Again, today's story reveals that just this sort of thing may have been happening. The two whistleblowers who did come forward in 2006, both phone company employees, each said that the NSA had been given access to massive switching stations in Verizon and AT&T's facilities. In today's story, another NSA spook, David Murfee Faulk, says that staffers used to listen to private calls between sexual partners, telling each other things like "hey, check this out, there's some good phone sex ... pull up this call, it's really funny." On first blush, that implies not only that the NSA was using its unrestrained warrantless surveillance powers to entertain themselves, but also that NSA eavesdroppers could switch between phone calls ("pull up this call") as if they were telephone operators - essentially, that they had open access to everything.

Of course, this is not the first time in history that warrantless wiretapping has resulted in wasted efforts. The Church Committee found as much when it examined the history of President Johnson and Nixon's spying on the civil rights and antiwar movements. As one of today's whistleblowers, Adrienne Kinne, put it, NSA's broad-brush surveillance wasted time

listening to innocent Americans, instead of looking for the terrorist needle in the haystack. ... "By casting the net so wide and continuing to collect on Americans and aid organizations, it's almost like they're making the haystack bigger and it's harder to find that piece of information that might actually be useful to somebody," she said. "You're actually hurting our ability to effectively protect our national security."

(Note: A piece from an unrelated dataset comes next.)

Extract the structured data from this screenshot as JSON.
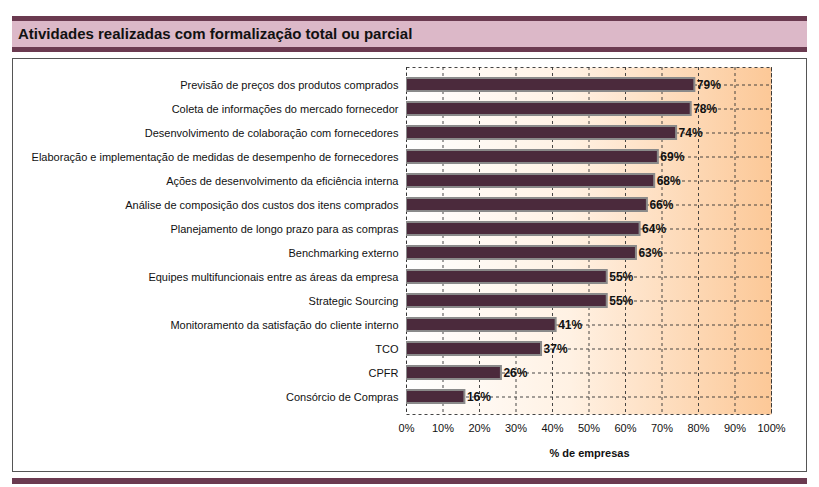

Although we often hear right-wing blowhards complain that "federal judges and wiretap laws [are] a drag on law enforcement's efficiency," and that "that eliminating judicial oversight entirely was the best way to defend the country," that's simply not the case. As we've said for years:

In fact, the opposite is true: judicial oversight of wiretapping results in more efficient law enforcement because the probable cause requirement focuses law enforcement's efforts on threats that are real. For 200-plus years having judges review the evidence creating cause for suspicion before issuing search warrants is a system that has worked to ensure not only that the innocent don't get searched, but also that law enforcement doesn't waste its time with irrational profiling.

Amen (if I do say so myself!). Despite this, everyone running for President this year voted for the atrocious "FISA Amendments Act," which takes us far away from the model of real judicial oversight of wiretapping.

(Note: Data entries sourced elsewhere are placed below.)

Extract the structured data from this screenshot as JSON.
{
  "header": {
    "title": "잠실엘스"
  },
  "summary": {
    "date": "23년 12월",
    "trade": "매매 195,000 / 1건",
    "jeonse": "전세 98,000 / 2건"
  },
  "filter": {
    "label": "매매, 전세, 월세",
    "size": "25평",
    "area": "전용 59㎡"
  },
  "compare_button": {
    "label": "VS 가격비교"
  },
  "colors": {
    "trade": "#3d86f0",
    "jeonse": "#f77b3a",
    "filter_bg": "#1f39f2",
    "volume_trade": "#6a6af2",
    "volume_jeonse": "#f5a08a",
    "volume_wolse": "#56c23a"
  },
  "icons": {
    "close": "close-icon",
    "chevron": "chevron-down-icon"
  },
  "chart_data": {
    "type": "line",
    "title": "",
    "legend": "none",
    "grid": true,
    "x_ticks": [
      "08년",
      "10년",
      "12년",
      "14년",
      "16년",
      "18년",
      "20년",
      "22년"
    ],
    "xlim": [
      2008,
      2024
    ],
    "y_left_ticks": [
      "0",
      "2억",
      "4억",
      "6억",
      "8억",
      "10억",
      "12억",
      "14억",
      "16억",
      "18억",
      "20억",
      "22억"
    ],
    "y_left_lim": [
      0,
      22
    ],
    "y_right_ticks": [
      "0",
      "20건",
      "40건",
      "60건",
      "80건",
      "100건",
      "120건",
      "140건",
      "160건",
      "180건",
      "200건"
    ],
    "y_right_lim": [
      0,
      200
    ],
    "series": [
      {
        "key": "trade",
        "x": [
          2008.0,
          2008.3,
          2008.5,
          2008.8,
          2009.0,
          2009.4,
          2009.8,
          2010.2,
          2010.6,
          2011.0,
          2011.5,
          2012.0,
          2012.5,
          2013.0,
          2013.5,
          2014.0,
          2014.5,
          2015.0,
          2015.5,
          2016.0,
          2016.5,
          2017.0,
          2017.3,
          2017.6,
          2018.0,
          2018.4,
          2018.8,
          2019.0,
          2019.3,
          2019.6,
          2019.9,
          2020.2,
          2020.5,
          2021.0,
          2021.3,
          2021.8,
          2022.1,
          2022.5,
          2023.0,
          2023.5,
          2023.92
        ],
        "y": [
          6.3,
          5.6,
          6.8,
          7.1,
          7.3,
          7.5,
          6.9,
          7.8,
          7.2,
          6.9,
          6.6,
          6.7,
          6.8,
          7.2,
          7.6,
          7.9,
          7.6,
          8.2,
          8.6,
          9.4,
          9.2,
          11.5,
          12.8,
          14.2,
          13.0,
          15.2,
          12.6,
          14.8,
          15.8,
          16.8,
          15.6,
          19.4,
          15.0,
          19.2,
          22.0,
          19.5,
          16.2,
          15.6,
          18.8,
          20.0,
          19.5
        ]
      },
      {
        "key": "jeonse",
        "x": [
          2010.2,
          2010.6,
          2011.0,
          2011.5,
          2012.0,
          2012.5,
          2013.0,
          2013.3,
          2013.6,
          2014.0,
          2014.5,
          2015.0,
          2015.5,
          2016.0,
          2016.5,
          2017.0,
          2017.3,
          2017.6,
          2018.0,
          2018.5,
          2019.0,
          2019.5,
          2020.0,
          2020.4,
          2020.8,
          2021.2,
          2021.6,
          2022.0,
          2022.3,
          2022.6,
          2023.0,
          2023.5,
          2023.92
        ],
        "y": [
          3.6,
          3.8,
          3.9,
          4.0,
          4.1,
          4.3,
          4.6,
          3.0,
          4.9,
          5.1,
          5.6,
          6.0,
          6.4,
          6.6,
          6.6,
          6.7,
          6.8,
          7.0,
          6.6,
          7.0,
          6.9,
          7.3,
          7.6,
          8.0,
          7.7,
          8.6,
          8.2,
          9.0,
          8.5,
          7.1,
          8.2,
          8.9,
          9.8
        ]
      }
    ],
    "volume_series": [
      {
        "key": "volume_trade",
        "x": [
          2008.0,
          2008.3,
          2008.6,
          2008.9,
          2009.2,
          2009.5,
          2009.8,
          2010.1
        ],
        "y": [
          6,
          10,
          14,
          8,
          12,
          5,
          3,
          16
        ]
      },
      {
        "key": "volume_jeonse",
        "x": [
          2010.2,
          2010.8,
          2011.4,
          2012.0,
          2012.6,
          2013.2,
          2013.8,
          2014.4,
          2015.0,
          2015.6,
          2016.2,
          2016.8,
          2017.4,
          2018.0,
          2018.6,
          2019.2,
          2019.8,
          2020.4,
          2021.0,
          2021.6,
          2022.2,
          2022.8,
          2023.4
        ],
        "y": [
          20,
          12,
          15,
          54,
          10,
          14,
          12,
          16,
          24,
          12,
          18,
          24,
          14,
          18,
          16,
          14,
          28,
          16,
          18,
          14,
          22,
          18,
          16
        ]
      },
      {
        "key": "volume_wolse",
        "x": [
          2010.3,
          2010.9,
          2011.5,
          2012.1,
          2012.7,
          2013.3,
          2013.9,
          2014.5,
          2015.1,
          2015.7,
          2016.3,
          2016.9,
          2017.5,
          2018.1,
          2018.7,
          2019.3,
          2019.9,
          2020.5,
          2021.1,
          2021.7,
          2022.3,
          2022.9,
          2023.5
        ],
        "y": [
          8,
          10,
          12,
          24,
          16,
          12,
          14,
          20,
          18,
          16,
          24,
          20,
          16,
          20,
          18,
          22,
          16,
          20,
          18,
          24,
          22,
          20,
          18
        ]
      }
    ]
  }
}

The real bombshell waiting to detonate is this: if the NSA was willing illegally eavesdrop on private conversations of journalists and the Red Cross, would they do the same with lawyers? In 2006, William Haynes, the defense department's general counsel, was asked by John Conyers' House committee whether attorney-client conversations were swept up in the NSA's dragnet, and Haynes specifically said that attorney-client calls "would not be categorically excluded from interception." One wonders: how long before we hear that the real reason this administration - led by a pathetic combination of Richard Nixon and Herbert Hoover, now cementing his legacy as the worst President in American history - decided to get around the spying-friendly FISA court was in order to listen to calls that even the most conservative of federal judges would never countenance them listening to? And thereby make it harder for lawyers like us to sue them over all their other illegal activities for the last 8 years?